Le froid était à couper au couteau.

Les cases du village semblaient serrer plus fort leurs enclos ainsi que des pagnes autour des tailles des femmes pour se tenir plus chaud.

— Combien as-tu vendu le chameau, fils ? s’informa Mor-le-Vieux. Où en est le prix ?

— Le prix est dans la cour, père. Je l’ai vendu pour un fagot d’épineux.

— Contre un fagot d’épineux ? ? ? s’ahurit Mor-le-Vieux.

— Oui, père, un fagot de bois mort. J’ai vendu ton chameau au seul acheteur qui m’a offert son prix en y ajoutant « avec de la chance » comme tu me l’avais demandé.

— Notre misère ne peut être plus grande, avec l’aide de Dieu, car elle semble avoir atteint ses limites, se résigna Mor-le-Vieux. Le feu se meurt, mon fils ; ton fagot est donc le bienvenu. Porte-nous quelques brindilles.

Barane alla chercher une brassée de bois mort.

Il cassa deux brindilles et attisa les braises mourantes.

Le bois gémit et craqua. Une flambée s’éleva en même temps que les cris que poussèrent Mor-le-Vieux et ses deux filles : « J’y vois ! J’y vois ! J’y vois ! ! ! »

Mor-le-Vieux prit une brindille. Penda prit une brindille. Faty prit une brindille.

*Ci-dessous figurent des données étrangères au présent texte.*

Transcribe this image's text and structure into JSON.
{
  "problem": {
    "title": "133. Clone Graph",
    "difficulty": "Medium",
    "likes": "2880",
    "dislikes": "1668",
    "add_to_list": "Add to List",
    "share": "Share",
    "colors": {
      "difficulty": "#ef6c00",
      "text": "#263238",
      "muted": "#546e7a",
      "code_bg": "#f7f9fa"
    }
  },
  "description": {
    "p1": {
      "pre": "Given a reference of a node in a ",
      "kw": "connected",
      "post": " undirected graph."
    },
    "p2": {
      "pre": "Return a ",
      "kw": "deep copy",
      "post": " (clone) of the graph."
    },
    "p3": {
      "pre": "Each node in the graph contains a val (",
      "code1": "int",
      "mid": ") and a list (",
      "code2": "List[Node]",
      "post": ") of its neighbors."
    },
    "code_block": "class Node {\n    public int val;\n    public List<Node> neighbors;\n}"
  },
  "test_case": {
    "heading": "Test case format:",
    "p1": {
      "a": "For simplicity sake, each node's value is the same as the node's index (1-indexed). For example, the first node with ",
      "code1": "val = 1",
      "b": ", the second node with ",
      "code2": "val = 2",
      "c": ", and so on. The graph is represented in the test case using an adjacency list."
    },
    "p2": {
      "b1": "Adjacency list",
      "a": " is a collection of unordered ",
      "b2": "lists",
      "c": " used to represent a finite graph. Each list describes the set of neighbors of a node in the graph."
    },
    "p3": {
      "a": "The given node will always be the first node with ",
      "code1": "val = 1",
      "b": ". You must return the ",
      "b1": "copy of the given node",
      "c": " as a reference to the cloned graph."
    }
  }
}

Le père et les sœurs de Barane allumèrent les brindilles au foyer flambant et rougeoyant et les approchèrent de leurs yeux qui renaissaient en effet à la lumière.

Ils y voyaient à nouveau.

La famille de Mor-le-Vieux n’attendit pas la tombée de la nuit pour crier la nouvelle à travers le village.

Et tous ceux du village, grands et petits, vieux et jeunes, hommes et femmes, vinrent, aveugles, tâtonnant de leurs cannes ou bras tendus dans la demeure de Mor-le-Vieux et s’en retournèrent chez eux ayant recouvré la vue après avoir allumé au foyer de Mor-le-Vieux et approché de leurs yeux morts une brindille du fagot d’acacia du Vieillard loqueteux.

Et chaque père de famille, chaque mère, tous les hommes et toutes les femmes apportèrent ce qu’ils avaient de plus cher et de plus beau à la famille de Mor-le-Vieux.

Mais pour conjurer le sort et éloigner à jamais de leurs demeures les esprits malfaisants, les habitants de Keur-N’Diatjar (le Village-de-ceux-qui-voient) débaptisèrent leur village et l’appelèrent N’Goumbe (Cécité).